Arifin menjelaskan, untuk petani manual puncak panen terjadi saat musim kemarau. Sedangkan, saat musim penghujan biasanya baru menyimpan bahan baku air garam. Terkait harga, Arifin mengakui, produksi yang turun menyebabkan harga melambung. Garam industri misalnya, kini dibanderol Rp 5 ribu per kilogram (kg). Sedangkan produksinya dibeli Rp 4 ribu per kg.
‘’Alhamdulillah masih dibeli Rp 4 ribu. Semoga bisa meringankan beban petani garan prisma,’’ ucapnya.

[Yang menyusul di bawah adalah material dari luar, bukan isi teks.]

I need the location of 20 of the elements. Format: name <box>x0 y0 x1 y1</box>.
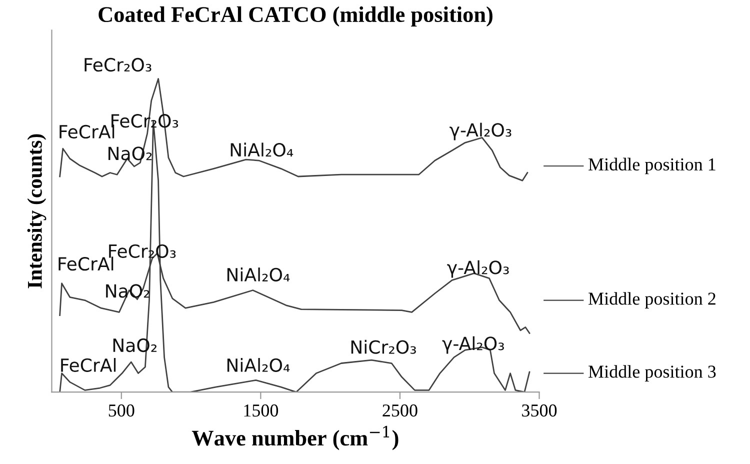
x-tick-label: 3500 <box>522 404 557 417</box>
annotation: NiAl₂O₄ <box>227 358 290 372</box>
annotation: FeCrAl <box>58 256 114 271</box>
annotation: NiCr₂O₃ <box>351 340 416 354</box>
annotation: FeCrAl <box>61 358 116 372</box>
text: FeCr₂O₃ <box>84 58 152 72</box>
x-axis-title: Wave number (cm$^{−1}$) <box>192 426 398 450</box>
y-axis-title: Intensity (counts) <box>27 134 46 288</box>
annotation: γ-Al₂O₃ <box>450 122 512 140</box>
x-tick-label: 500 <box>108 404 134 417</box>
annotation: NiAl₂O₄ <box>227 268 290 282</box>
annotation: γ-Al₂O₃ <box>442 336 504 354</box>
legend-label: Middle position 2 <box>588 292 716 308</box>
chart-title: Coated FeCrAl CATCO (middle position) <box>98 6 492 27</box>
annotation: NiAl₂O₄ <box>230 142 294 157</box>
legend-label: Middle position 1 <box>588 158 716 174</box>
legend-label: Middle position 3 <box>588 365 716 382</box>
x-tick-label: 1500 <box>244 404 278 417</box>
x-tick-label: 2500 <box>382 404 418 417</box>
annotation: γ-Al₂O₃ <box>447 260 509 278</box>
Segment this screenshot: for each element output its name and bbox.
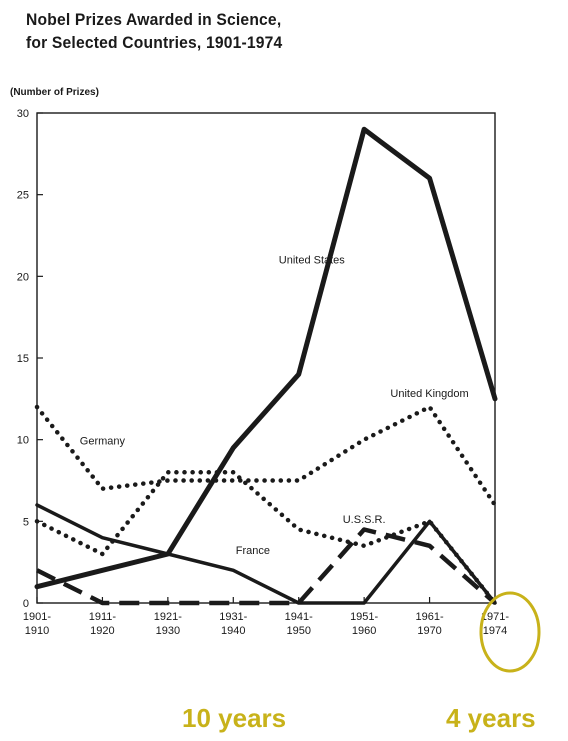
series-label-u-s-s-r: U.S.S.R. <box>343 514 386 526</box>
x-tick-label: 1901- <box>23 611 51 623</box>
x-tick-label: 1930 <box>156 625 180 637</box>
x-tick-label: 1941- <box>285 611 313 623</box>
series-line-u-s-s-r <box>35 527 497 606</box>
x-tick-label: 1920 <box>90 625 114 637</box>
x-tick-label: 1974 <box>483 625 507 637</box>
chart-subtitle: for Selected Countries, 1901-1974 <box>26 33 283 52</box>
x-tick-label: 1921- <box>154 611 182 623</box>
chart-title: Nobel Prizes Awarded in Science, <box>26 10 282 29</box>
series-label-germany: Germany <box>80 436 126 448</box>
series-label-france: France <box>236 545 270 557</box>
plot-frame <box>36 112 496 604</box>
annotation-ten-years: 10 years <box>182 703 287 733</box>
y-tick-label: 20 <box>17 271 29 283</box>
x-tick-label: 1910 <box>25 625 49 637</box>
labels: United States United Kingdom Germany France… <box>80 254 469 557</box>
y-tick-label: 15 <box>17 353 29 365</box>
series-label-united-kingdom: United Kingdom <box>390 388 468 400</box>
series-lines <box>34 126 498 606</box>
x-tick-label: 1951- <box>350 611 378 623</box>
series-line-france <box>35 503 497 605</box>
y-tick-label: 25 <box>17 190 29 202</box>
y-tick-label: 5 <box>23 516 29 528</box>
x-tick-label: 1960 <box>352 625 376 637</box>
highlight-circle <box>479 591 541 673</box>
axis-ticks: 0 5 10 15 20 25 30 1901- 1910 1911- 1920 1921- 1930 1… <box>17 108 510 637</box>
y-axis-label: (Number of Prizes) <box>10 87 99 98</box>
x-tick-label: 1971- <box>481 611 509 623</box>
x-tick-label: 1950 <box>286 625 310 637</box>
annotation-four-years: 4 years <box>446 703 536 733</box>
series-line-united-states <box>34 126 498 590</box>
x-tick-label: 1940 <box>221 625 245 637</box>
x-tick-label: 1970 <box>417 625 441 637</box>
series-label-united-states: United States <box>279 254 346 266</box>
series-line-germany <box>34 404 498 508</box>
y-tick-label: 30 <box>17 108 29 120</box>
chart-title-block: Nobel Prizes Awarded in Science, for Sel… <box>26 8 282 54</box>
x-tick-label: 1931- <box>219 611 247 623</box>
x-tick-label: 1911- <box>89 611 117 623</box>
y-tick-label: 10 <box>17 435 29 447</box>
x-tick-label: 1961- <box>416 611 444 623</box>
y-tick-label: 0 <box>23 598 29 610</box>
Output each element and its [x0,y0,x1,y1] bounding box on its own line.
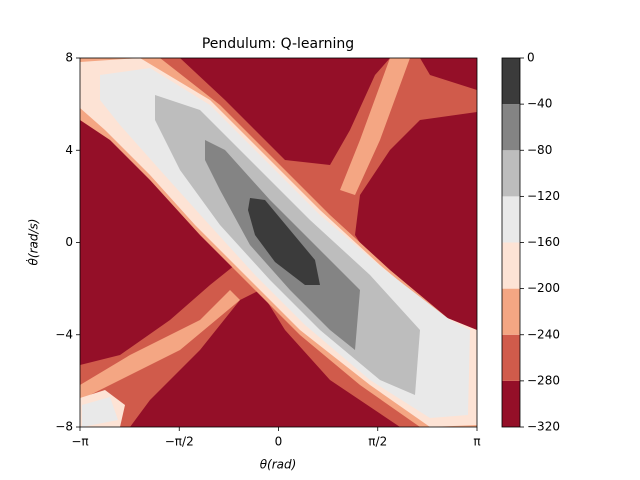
contour-band [82,397,118,427]
y-tick-label: 4 [65,143,73,157]
x-tick-label: π/2 [368,435,387,449]
x-tick-label: π [473,435,480,449]
colorbar-tick-label: −80 [527,143,552,157]
contour-area [79,57,478,428]
colorbar-segment [502,58,520,105]
colorbar-tick-label: −240 [527,327,560,341]
contour-band [248,198,320,285]
x-tick-label: −π/2 [165,435,194,449]
colorbar-tick-label: −40 [527,97,552,111]
contour-band [340,58,410,195]
colorbar-tick-label: −160 [527,235,560,249]
y-tick-label: −8 [55,420,73,434]
colorbar-tick-label: −280 [527,373,560,387]
colorbar-tick-label: −200 [527,281,560,295]
colorbar-segment [502,380,520,427]
y-tick-label: −4 [55,327,73,341]
chart-title: Pendulum: Q-learning [202,36,354,52]
colorbar-segment [502,288,520,335]
colorbar-segment [502,196,520,243]
y-tick-label: 8 [65,51,73,65]
y-tick-label: 0 [65,235,73,249]
x-axis-label: θ(rad) [260,458,297,472]
colorbar-segment [502,150,520,197]
x-tick-label: 0 [275,435,283,449]
x-tick-label: −π [71,435,88,449]
colorbar-segment [502,242,520,289]
colorbar-tick-label: 0 [527,51,535,65]
y-axis-label: θ̇(rad/s) [25,219,40,266]
colorbar-segment [502,334,520,381]
colorbar-tick-label: −320 [527,420,560,434]
colorbar-tick-label: −120 [527,189,560,203]
colorbar-segment [502,104,520,151]
contour-band [80,290,240,400]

Harga garam dalam beberapa waktu terus mengalami kenaikan. Arifin mengatakan, akhir tahun lalu harga garam sudah Rp 3 ribu per kg. Meski saat masa panen harga garam manual hanya di angka Rp 1.000 per kg. Namun, terus naik sampai sekarang di angka Rp 4 ribu per kg.
Menurut dia, cuaca sangat berdampak pada produksi panen petani. Pengalaman puncak panen tahun lalu, selama periode 110 hari mampu panen mencapai 100 ton per hektare. Tahun lalu, saat puncak panen hanya 15 ton, untuk garam manual. Sebaliknya, untuk garam prisma tetap terdampak, tapi tidak seperti yang manual.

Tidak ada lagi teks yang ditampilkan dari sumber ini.